Not-for-profit hospitals provide more community benefits than their for-profit counterparts, but those benefits vary and are not linked closely to tax exemptions, according to a new report.
The report drafted by the Council on the Economic Impact of Health System Change recommends that state regulations tie the amount of tax exemptions to the community benefits provided by not-for-profit hospitals.
When investor-owned chains buy not-for-profit hospitals, the report said, regulations should be in place to protect the charitable assets of the hospitals and "direct their proper use."
The report stopped short of recommending regulation of conversions in order to ensure access to healthcare and retain some community control. It said such regulation may be appropriate but also could cause price increases.
The council, an independent health policy panel, is headed by Stuart Altman, former chairman of the Prospective Payment Assessment Commission, and includes numerous healthcare experts from the industry and academia.
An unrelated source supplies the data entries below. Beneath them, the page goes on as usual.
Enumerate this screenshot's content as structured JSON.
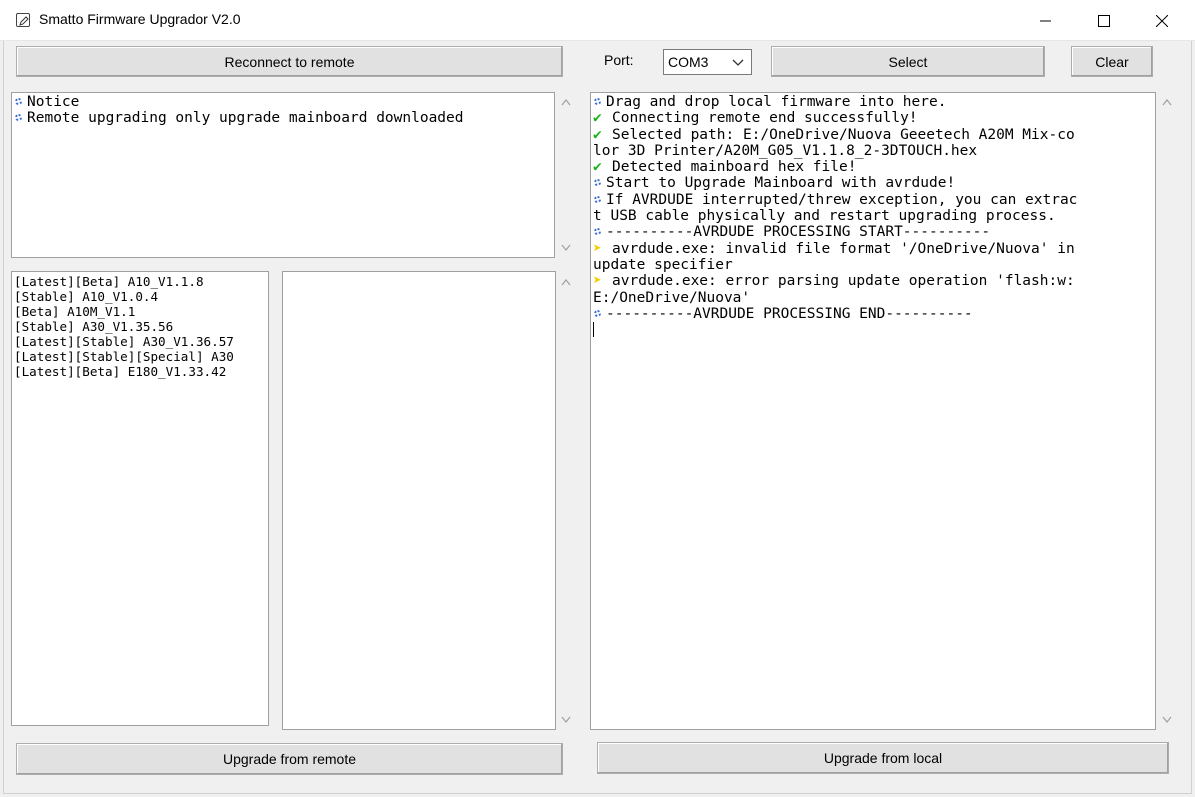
{
  "window": {
    "title": "Smatto Firmware Upgrador V2.0",
    "app_icon": "pencil-icon",
    "controls": {
      "minimize": "minimize-icon",
      "maximize": "maximize-icon",
      "close": "close-icon"
    }
  },
  "toolbar": {
    "reconnect_label": "Reconnect to remote",
    "port_label": "Port:",
    "port_value": "COM3",
    "select_label": "Select",
    "clear_label": "Clear"
  },
  "notice": {
    "lines": [
      "Notice",
      "Remote upgrading only upgrade mainboard downloaded"
    ]
  },
  "firmware_list": {
    "items": [
      "[Latest][Beta] A10_V1.1.8",
      "[Stable] A10_V1.0.4",
      "[Beta] A10M_V1.1",
      "[Stable] A30_V1.35.56",
      "[Latest][Stable] A30_V1.36.57",
      "[Latest][Stable][Special] A30",
      "[Latest][Beta] E180_V1.33.42"
    ]
  },
  "log": {
    "lines": [
      {
        "icon": "bullet-icon",
        "text": "Drag and drop local firmware into here."
      },
      {
        "icon": "check-icon",
        "text": "Connecting remote end successfully!"
      },
      {
        "icon": "check-icon",
        "text": "Selected path: E:/OneDrive/Nuova Geeetech A20M Mix-co"
      },
      {
        "icon": "",
        "text": "lor 3D Printer/A20M_G05_V1.1.8_2-3DTOUCH.hex"
      },
      {
        "icon": "check-icon",
        "text": "Detected mainboard hex file!"
      },
      {
        "icon": "bullet-icon",
        "text": "Start to Upgrade Mainboard with avrdude!"
      },
      {
        "icon": "bullet-icon",
        "text": "If AVRDUDE interrupted/threw exception, you can extrac"
      },
      {
        "icon": "",
        "text": "t USB cable physically and restart upgrading process."
      },
      {
        "icon": "bullet-icon",
        "text": "----------AVRDUDE PROCESSING START----------"
      },
      {
        "icon": "arrow-icon",
        "text": "avrdude.exe: invalid file format '/OneDrive/Nuova' in"
      },
      {
        "icon": "",
        "text": "update specifier"
      },
      {
        "icon": "arrow-icon",
        "text": "avrdude.exe: error parsing update operation 'flash:w:"
      },
      {
        "icon": "",
        "text": "E:/OneDrive/Nuova'"
      },
      {
        "icon": "bullet-icon",
        "text": "----------AVRDUDE PROCESSING END----------"
      }
    ]
  },
  "footer": {
    "upgrade_remote_label": "Upgrade from remote",
    "upgrade_local_label": "Upgrade from local"
  }
}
The report, which the council was scheduled to discuss at a meeting in Washington late last week, said public and major teaching hospitals provide the "lion's share" of charity care that the not-for-profit sector claims. The report said the community benefits provided by private not-for-profit hospitals are often variable and "concentrated in a few hospitals."
If community benefits are defined as only pure charity care, the value of not-for-profits' tax exemptions exceeds their community benefits, the report said. If items such as bad debt, losses from public programs, and the expense of teaching and research are counted, however, not-for-profits' community benefits often exceed the value of their tax exemptions.
Meanwhile, it said, if investor-owned hospitals include their taxes as community benefits, their community benefits exceed that of not-for-profits.